Search code examples
multithreadingaudioreal-timecore-audiomulticore

Is it practical to use the "rude big hammer" approach to parallelize a MacOS/CoreAudio real-time audio callback?


First, some relevant background info: I've got a CoreAudio-based low-latency audio processing application that does various mixing and special effects on audio that is coming from an input device on a purpose-dedicated Mac (running the latest version of MacOS) and delivers the results back to one of the Mac's local audio devices.

In order to obtain the best/most reliable low-latency performance, this app is designed to hook in to CoreAudio's low-level audio-rendering callback (via AudioDeviceCreateIOProcID(), AudioDeviceStart(), etc) and every time the callback-function is called (from the CoreAudio's realtime context), it reads the incoming audio frames (e.g. 128 frames, 64 samples per frame), does the necessary math, and writes out the outgoing samples.

This all works quite well, but from everything I've read, Apple's CoreAudio implementation has an unwritten de-facto requirement that all real-time audio operations happen in a single thread. There are good reasons for this which I acknowledge (mainly that outside of SIMD/SSE/AVX instructions, which I already use, almost all of the mechanisms you might employ to co-ordinate parallelized behavior are not real-time-safe and therefore trying to use them would result in intermittently glitchy audio).

However, my co-workers and I are greedy, and nevertheless we'd like to do many more math-operations per sample-buffer than even the fastest single core could reliably execute in the brief time-window that is necessary to avoid audio-underruns and glitching.

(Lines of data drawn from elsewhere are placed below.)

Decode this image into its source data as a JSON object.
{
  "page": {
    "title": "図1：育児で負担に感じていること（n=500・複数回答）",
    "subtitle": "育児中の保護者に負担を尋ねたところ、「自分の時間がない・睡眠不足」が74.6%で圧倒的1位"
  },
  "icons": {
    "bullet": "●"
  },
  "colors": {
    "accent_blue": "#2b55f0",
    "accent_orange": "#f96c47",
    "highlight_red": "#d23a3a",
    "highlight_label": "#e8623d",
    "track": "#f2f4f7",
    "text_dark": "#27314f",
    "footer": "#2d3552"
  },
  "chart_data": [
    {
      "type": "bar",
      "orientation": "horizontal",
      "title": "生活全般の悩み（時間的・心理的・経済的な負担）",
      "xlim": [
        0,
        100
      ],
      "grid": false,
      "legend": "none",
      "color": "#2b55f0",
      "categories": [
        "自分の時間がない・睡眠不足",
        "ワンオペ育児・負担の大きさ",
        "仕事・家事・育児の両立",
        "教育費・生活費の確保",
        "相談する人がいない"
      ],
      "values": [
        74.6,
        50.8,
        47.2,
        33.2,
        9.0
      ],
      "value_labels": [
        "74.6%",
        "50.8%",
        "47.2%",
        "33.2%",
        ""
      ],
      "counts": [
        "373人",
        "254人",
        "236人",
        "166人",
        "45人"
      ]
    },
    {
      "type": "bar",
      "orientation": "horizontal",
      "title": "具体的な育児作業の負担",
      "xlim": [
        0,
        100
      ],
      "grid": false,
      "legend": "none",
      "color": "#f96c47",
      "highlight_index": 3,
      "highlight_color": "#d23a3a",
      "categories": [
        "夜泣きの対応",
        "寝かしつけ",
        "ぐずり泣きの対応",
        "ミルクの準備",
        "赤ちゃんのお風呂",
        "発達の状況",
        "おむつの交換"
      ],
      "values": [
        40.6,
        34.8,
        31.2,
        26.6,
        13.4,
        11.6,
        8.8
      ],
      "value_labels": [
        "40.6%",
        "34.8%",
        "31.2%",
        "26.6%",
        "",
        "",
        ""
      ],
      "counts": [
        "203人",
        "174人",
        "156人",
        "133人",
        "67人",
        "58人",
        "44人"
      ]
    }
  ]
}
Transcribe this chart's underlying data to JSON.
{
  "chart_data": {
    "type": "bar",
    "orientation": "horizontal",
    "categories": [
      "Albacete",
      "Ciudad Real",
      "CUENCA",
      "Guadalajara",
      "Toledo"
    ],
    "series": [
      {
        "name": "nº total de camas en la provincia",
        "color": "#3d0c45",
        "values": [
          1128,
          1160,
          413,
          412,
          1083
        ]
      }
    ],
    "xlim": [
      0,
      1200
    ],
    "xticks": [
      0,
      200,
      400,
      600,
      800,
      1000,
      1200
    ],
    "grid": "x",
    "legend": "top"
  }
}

My co-worker (who is fairly experienced at real-time audio processing on embedded/purpose-built Linux hardware) tells me that under Linux it is possible for a program to requisition exclusive access for one or more CPU cores, such that the OS will never try to use them for anything else. Once he has done this, he can run "bare metal" style code on that CPU that simply busy-waits/polls on an atomic variable until the "real" audio thread updates it to let the dedicated core know it's time to do its thing; at that point the dedicated core will run its math routines on the input samples and generate its output in a (hopefully) finite amount of time, at which point the "real" audio thread can gather the results (more busy-waiting/polling here) and incorporate them back into the outgoing audio buffer.

My question is, is this approach worth attempting under MacOS/X? (i.e. can a MacOS/X program, even one with root access, convince MacOS to give it exclusive access to some cores, and if so, will big ugly busy-waiting/polling loops on those cores (including the polling-loops necessary to synchronize the CoreAudio callback-thread relative to their input/output requirements) yield results that are reliably real-time enough that you might someday want to use them in front of a paying audience?)

It seems like something that might be possible in principle, but before I spend too much time banging my head against whatever walls might exist there, I'd like some input about whether this is an avenue worth pursuing on this platform.


Solution

  • can a MacOS/X program, even one with root access, convince MacOS to give it exclusive access to some cores

    I don't know about that, but you can use as many cores / real-time threads as you want for your calculations, using whatever synchronisation methods you need to make it work, then pass the audio to your IOProc using a lock free ring buffer, like TPCircularBuffer.

    But your question reminded me of a new macOS 11/iOS 14 API I've been meaning to try, the Audio Workgroups API (2020 WWDC Video).

    My understanding is that this API lets you "bless" your non-IOProc real-time threads with audio real-time thread properties or at least cooperate better with the audio thread.

    The documents distinguish between the threads working in parallel (this sounds like your case) and working asynchronously (this sounds like my proposal), I don't know which case is better for you.

    I still don't know what happens in practice when you use Audio Workgroups, whether they opt you in to good stuff or opt you out of bad stuff, but if they're not the hammer you're seeking, they may have some useful hammer-like properties.